GitHub repo token estimator
Before you pipe a whole codebase into a long-context model, it helps to know roughly how many tokens it is — both to decide whether it fits and to estimate cost. The GitHub repo token estimator reads a public repository’s file tree (not its contents), sums file sizes by type, and converts bytes to an estimated token count so you can plan chunking and budget up front.
How it works
You paste a repo URL. The tool calls GitHub’s public REST API for the repository’s default branch and requests the recursive git tree, which lists every file with its byte size.
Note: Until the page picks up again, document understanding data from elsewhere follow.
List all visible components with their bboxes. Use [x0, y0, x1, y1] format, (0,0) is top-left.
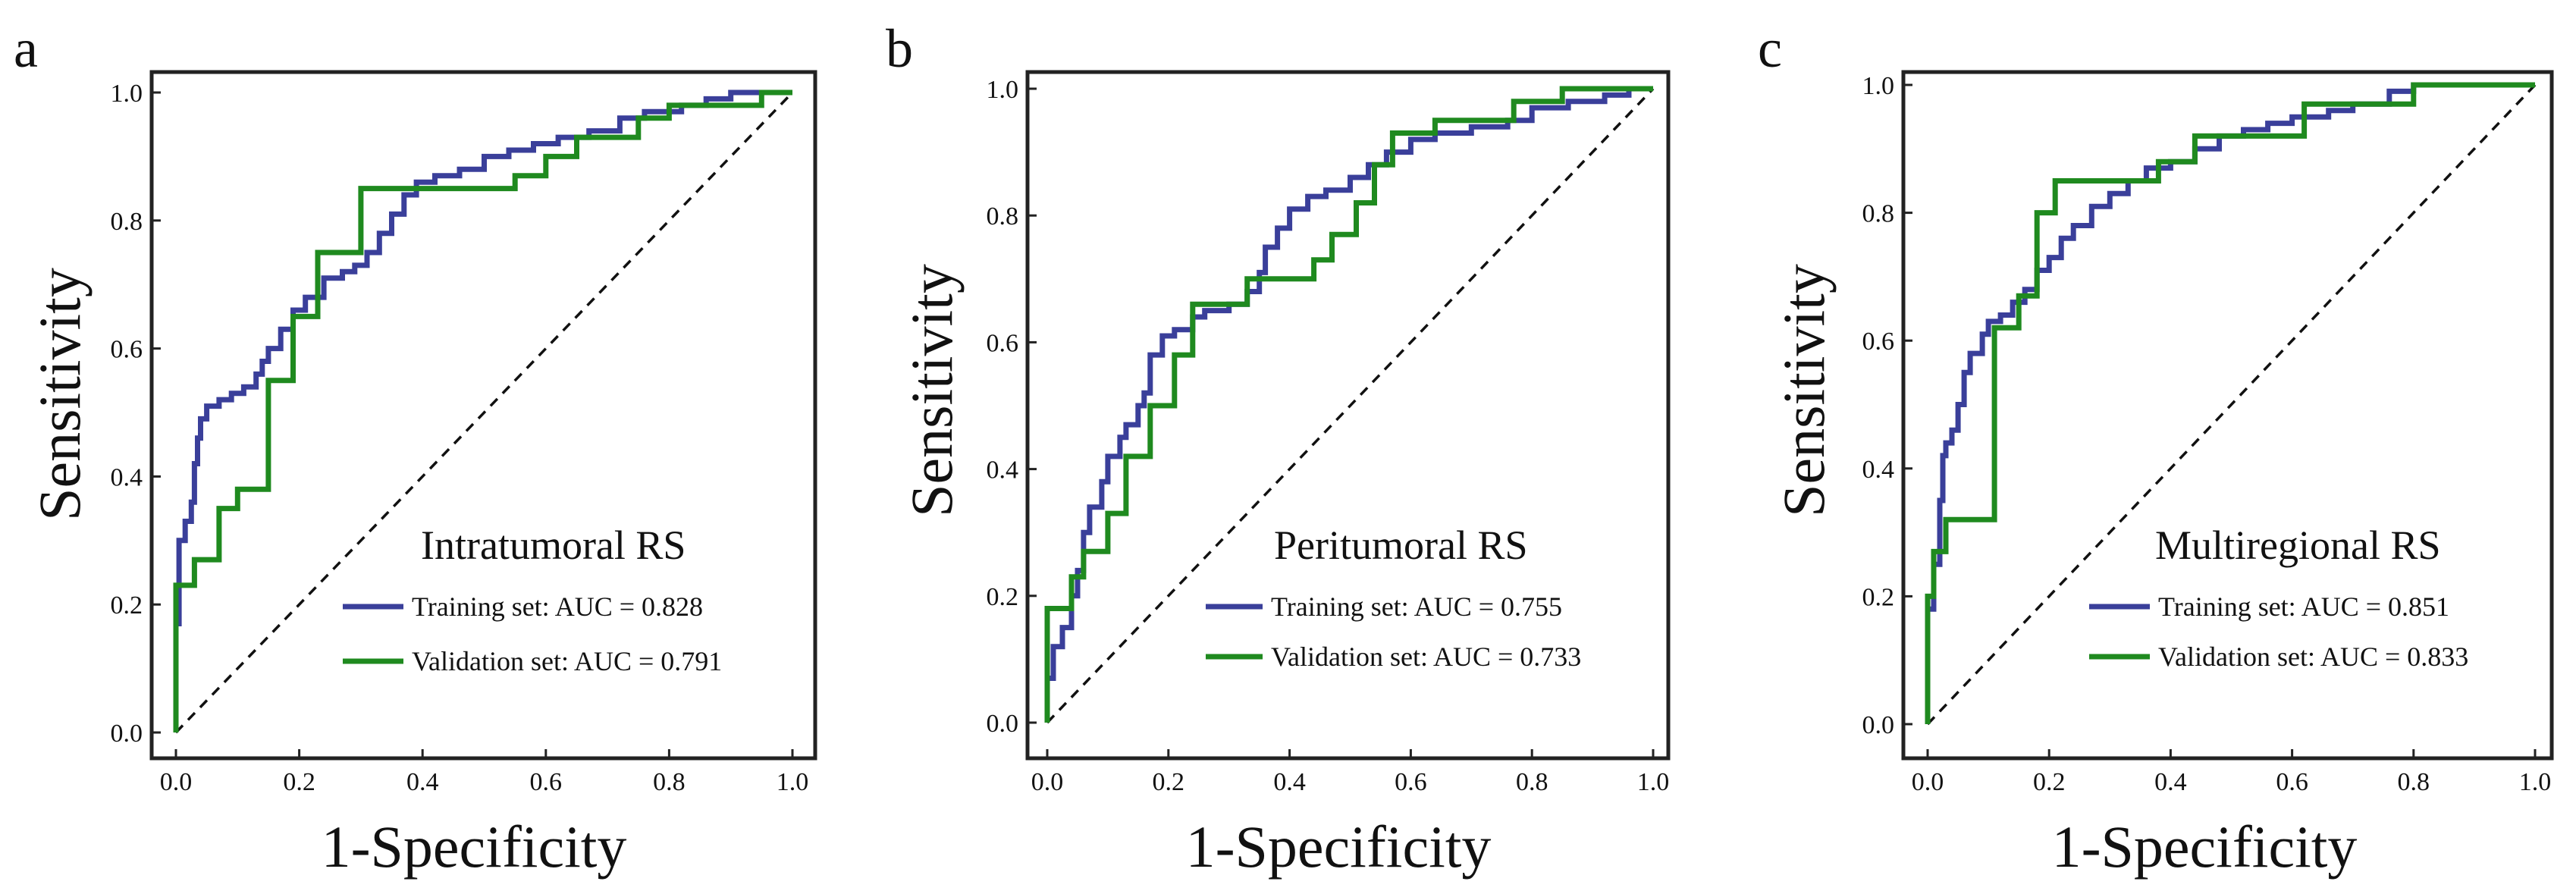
panel-b-xtick-label-5: 1.0 — [1637, 768, 1670, 796]
panel-c-diagonal-reference — [1926, 83, 2537, 726]
panel-b: b Sensitivity 1-Specificity Peritumoral … — [886, 18, 1671, 880]
panel-c-plot: 0.0 0.2 0.4 0.6 0.8 1.0 0.0 0.2 0.4 0.6 0.8 1.0 — [1862, 70, 2554, 796]
panel-c-xtick-label-1: 0.2 — [2033, 768, 2066, 796]
panel-a-plot: 0.0 0.2 0.4 0.6 0.8 1.0 0.0 0.2 0.4 0.6 0.8 1.0 — [111, 70, 817, 796]
panel-b-legend-training-label: Training set: AUC = 0.755 — [1271, 591, 1562, 622]
panel-a-ytick-label-1: 0.2 — [111, 591, 143, 620]
panel-a-legend-training-label: Training set: AUC = 0.828 — [412, 591, 703, 622]
panel-letter-b: b — [886, 18, 913, 79]
panel-c-frame — [1901, 70, 2554, 761]
panel-c-xtick-label-2: 0.4 — [2154, 768, 2187, 796]
panel-b-xlabel: 1-Specificity — [1186, 814, 1492, 880]
panel-c-ytick-label-4: 0.8 — [1862, 200, 1895, 228]
panel-b-legend: Training set: AUC = 0.755 Validation set… — [1206, 591, 1581, 672]
panel-a-xtick-label-1: 0.2 — [283, 768, 315, 796]
panel-c-xlabel: 1-Specificity — [2052, 814, 2358, 880]
panel-a-xlabel: 1-Specificity — [322, 814, 627, 880]
panel-c-xtick-label-4: 0.8 — [2398, 768, 2430, 796]
panel-b-diagonal-reference — [1046, 87, 1655, 724]
panel-c-xtick-label-5: 1.0 — [2519, 768, 2552, 796]
panel-a-xtick-label-5: 1.0 — [777, 768, 809, 796]
panel-a-ytick-label-2: 0.4 — [111, 463, 143, 491]
panel-a-xtick-label-3: 0.6 — [530, 768, 563, 796]
panel-b-ylabel: Sensitivity — [899, 264, 965, 517]
panel-c-ytick-label-2: 0.4 — [1862, 456, 1895, 484]
panel-b-ytick-label-5: 1.0 — [987, 76, 1019, 104]
panel-c-legend-validation-label: Validation set: AUC = 0.833 — [2158, 641, 2468, 672]
panel-a-xtick-label-2: 0.4 — [406, 768, 439, 796]
panel-b-frame — [1025, 70, 1671, 761]
panel-a-frame — [149, 70, 817, 761]
panel-a-ytick-label-5: 1.0 — [111, 80, 143, 108]
panel-b-plot: 0.0 0.2 0.4 0.6 0.8 1.0 0.0 0.2 0.4 0.6 0.8 1.0 — [987, 70, 1671, 796]
panel-b-ytick-label-2: 0.4 — [987, 456, 1019, 485]
panel-c-xtick-label-0: 0.0 — [1912, 768, 1944, 796]
panel-a-xtick-label-4: 0.8 — [653, 768, 686, 796]
panel-b-validation-roc-curve — [1044, 86, 1653, 723]
panel-a-ytick-label-0: 0.0 — [111, 720, 143, 748]
panel-b-legend-validation-label: Validation set: AUC = 0.733 — [1271, 641, 1581, 672]
panel-b-xtick-label-3: 0.6 — [1395, 768, 1427, 796]
panel-c-title: Multiregional RS — [2155, 522, 2441, 568]
panel-b-title: Peritumoral RS — [1274, 522, 1528, 568]
panel-a-legend: Training set: AUC = 0.828 Validation set… — [343, 591, 722, 676]
panel-b-xtick-label-4: 0.8 — [1516, 768, 1548, 796]
panel-a-legend-validation-label: Validation set: AUC = 0.791 — [412, 646, 722, 676]
panel-c-legend-training-label: Training set: AUC = 0.851 — [2158, 591, 2449, 622]
panel-c-validation-roc-curve — [1925, 82, 2535, 724]
panel-a: a Sensitivity 1-Specificity Intratumoral… — [14, 18, 817, 880]
panel-c-training-roc-curve — [1925, 82, 2535, 724]
panel-a-title: Intratumoral RS — [421, 522, 686, 568]
panel-b-xtick-label-2: 0.4 — [1273, 768, 1306, 796]
panel-c-xtick-label-3: 0.6 — [2276, 768, 2308, 796]
panel-b-ytick-label-4: 0.8 — [987, 202, 1019, 231]
panel-c: c Sensitivity 1-Specificity Multiregiona… — [1758, 18, 2554, 880]
panel-c-ytick-label-1: 0.2 — [1862, 583, 1895, 611]
panel-b-xtick-label-1: 0.2 — [1153, 768, 1185, 796]
panel-a-validation-roc-curve — [173, 89, 792, 732]
panel-c-ytick-label-5: 1.0 — [1862, 72, 1895, 100]
panel-c-legend: Training set: AUC = 0.851 Validation set… — [2089, 591, 2468, 672]
panel-c-ylabel: Sensitivity — [1771, 264, 1837, 517]
panel-letter-a: a — [14, 18, 38, 79]
panel-letter-c: c — [1758, 18, 1782, 79]
panel-a-ytick-label-4: 0.8 — [111, 208, 143, 236]
panel-a-diagonal-reference — [174, 91, 794, 734]
panel-a-ylabel: Sensitivity — [27, 268, 93, 521]
panel-b-ytick-label-3: 0.6 — [987, 329, 1019, 357]
panel-c-ytick-label-0: 0.0 — [1862, 711, 1895, 739]
panel-c-ytick-label-3: 0.6 — [1862, 328, 1895, 356]
panel-b-ytick-label-1: 0.2 — [987, 583, 1019, 611]
panel-b-ytick-label-0: 0.0 — [987, 710, 1019, 738]
panel-a-xtick-label-0: 0.0 — [160, 768, 193, 796]
panel-b-xtick-label-0: 0.0 — [1031, 768, 1064, 796]
panel-a-ytick-label-3: 0.6 — [111, 336, 143, 364]
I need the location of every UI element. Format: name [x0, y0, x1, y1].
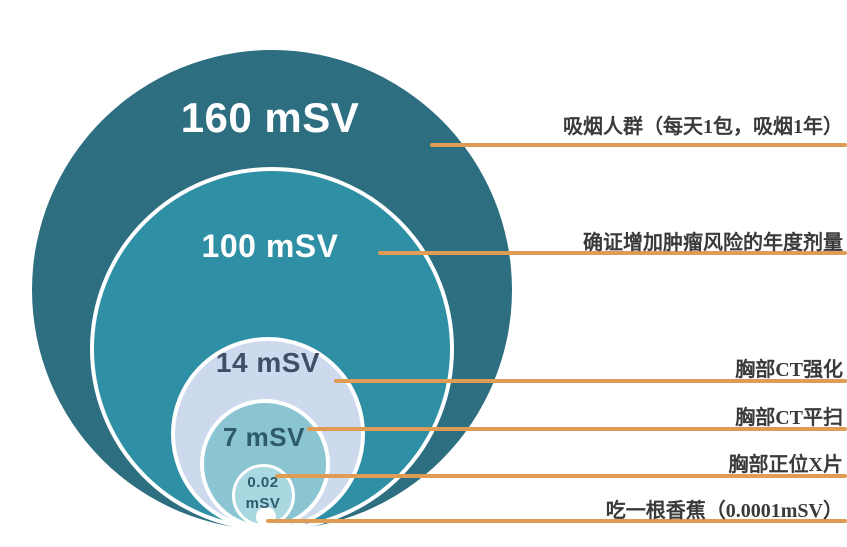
- annotation-annual-tumor-risk-dose: 确证增加肿瘤风险的年度剂量: [583, 232, 843, 254]
- annotation-chest-ct-enhanced: 胸部CT强化: [735, 359, 843, 381]
- leader-line-14: [334, 379, 847, 383]
- annotation-chest-xray: 胸部正位X片: [728, 454, 843, 476]
- dose-value-0point02-unit: mSV: [245, 495, 281, 512]
- annotation-chest-ct-plain: 胸部CT平扫: [735, 407, 843, 429]
- dose-value-0point02: 0.02 mSV: [213, 472, 313, 514]
- annotation-smoking: 吸烟人群（每天1包，吸烟1年）: [563, 116, 843, 138]
- leader-line-0point02: [275, 474, 847, 478]
- dose-value-7: 7 mSV: [223, 422, 305, 452]
- annotation-banana: 吃一根香蕉（0.0001mSV）: [605, 500, 843, 522]
- leader-line-7: [307, 427, 847, 431]
- leader-line-banana: [266, 519, 847, 523]
- dose-value-14: 14 mSV: [215, 347, 321, 378]
- leader-line-160: [430, 143, 847, 147]
- dose-value-0point02-number: 0.02: [247, 474, 279, 491]
- dose-value-160: 160 mSV: [180, 94, 360, 141]
- leader-line-100: [378, 251, 847, 255]
- dose-value-100: 100 mSV: [201, 228, 339, 264]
It groups files by extension, optionally filters to the extensions you care about, and converts total bytes to tokens using a code-aware ratio of about 3.5 characters per token. It then compares the total against a context window you select and gives a fit-or-chunk verdict. Everything runs in your browser against the public API — no token contents are downloaded.
Tips and notes
- Filter aggressively. Excluding lockfiles,
dist/, and binary assets often cuts the estimate by half or more. - Estimates trend high for minified code and low for verbose comments — treat the number as a planning figure, not a bill.
- Mind the rate limit. Unauthenticated GitHub API calls are limited per hour per IP; space out large repos.
- Chunk by directory. If the repo overflows your window, the per-extension breakdown shows where the bulk lives so you can split sensibly.